How does the addition of resistors in parallel affect the total resistance of a circuit?
1 Answer
When resistors are connected in parallel in an electrical circuit, the total resistance of the circuit decreases. In a parallel configuration, each resistor provides an alternative path for the current to flow from the source to the load. This results in an overall reduction of resistance compared to if the resistors were connected in series.
To understand why the total resistance decreases in a parallel configuration, let's consider two resistors, R1 and R2, connected in parallel to a voltage source:
Current Division: In a parallel circuit, the voltage across each resistor is the same as the voltage across the source. Therefore, the current flowing through each resistor is determined by Ohm's law: I = V / R, where I is the current, V is the voltage, and R is the resistance. Since both resistors have the same voltage, their currents are inversely proportional to their resistances. The resistor with the lower resistance will allow more current to pass through it.

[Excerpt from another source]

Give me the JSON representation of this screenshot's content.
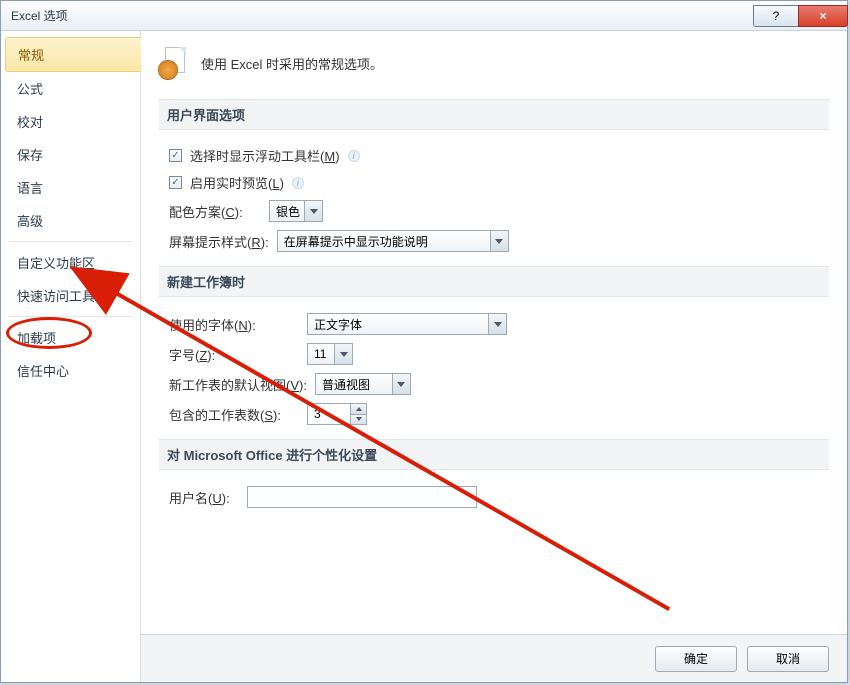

Equivalent Resistance: When resistors are in parallel, the total current flowing through the circuit is the sum of the currents flowing through each individual resistor. Mathematically, it can be expressed as:
Total Current (I_total) = I1 + I2 + ... + In
Since current is the total voltage divided by the total resistance, we have:
I_total = V / (R1 + R2 + ... + Rn)
Simplified Equivalent Resistance: The equivalent resistance (R_total) of resistors in parallel can be calculated using the formula:
1 / R_total = 1 / R1 + 1 / R2 + ... + 1 / Rn
For two resistors in parallel, the formula becomes:
1 / R_total = 1 / R1 + 1 / R2
Solving for R_total:
R_total = 1 / (1 / R1 + 1 / R2)
As you can see, the equivalent resistance (R_total) is always smaller than the smallest individual resistance. Therefore, adding resistors in parallel reduces the total resistance in the circuit.
In summary, connecting resistors in parallel results in a lower total resistance due to the current division among the parallel branches, which allows more current to flow through the circuit, leading to an overall decrease in resistance.
To understand why the total resistance decreases in a parallel configuration, let's consider two resistors, R1 and R2, connected in parallel to a voltage source:
Current Division: In a parallel circuit, the voltage across each resistor is the same as the voltage across the source. Therefore, the current flowing through each resistor is determined by Ohm's law: I = V / R, where I is the current, V is the voltage, and R is the resistance. Since both resistors have the same voltage, their currents are inversely proportional to their resistances. The resistor with the lower resistance will allow more current to pass through it.
Equivalent Resistance: When resistors are in parallel, the total current flowing through the circuit is the sum of the currents flowing through each individual resistor. Mathematically, it can be expressed as:
Total Current (I_total) = I1 + I2 + ... + In
Since current is the total voltage divided by the total resistance, we have:
I_total = V / (R1 + R2 + ... + Rn)
Simplified Equivalent Resistance: The equivalent resistance (R_total) of resistors in parallel can be calculated using the formula:
1 / R_total = 1 / R1 + 1 / R2 + ... + 1 / Rn
For two resistors in parallel, the formula becomes:
1 / R_total = 1 / R1 + 1 / R2
Solving for R_total:
R_total = 1 / (1 / R1 + 1 / R2)
As you can see, the equivalent resistance (R_total) is always smaller than the smallest individual resistance. Therefore, adding resistors in parallel reduces the total resistance in the circuit.
In summary, connecting resistors in parallel results in a lower total resistance due to the current division among the parallel branches, which allows more current to flow through the circuit, leading to an overall decrease in resistance.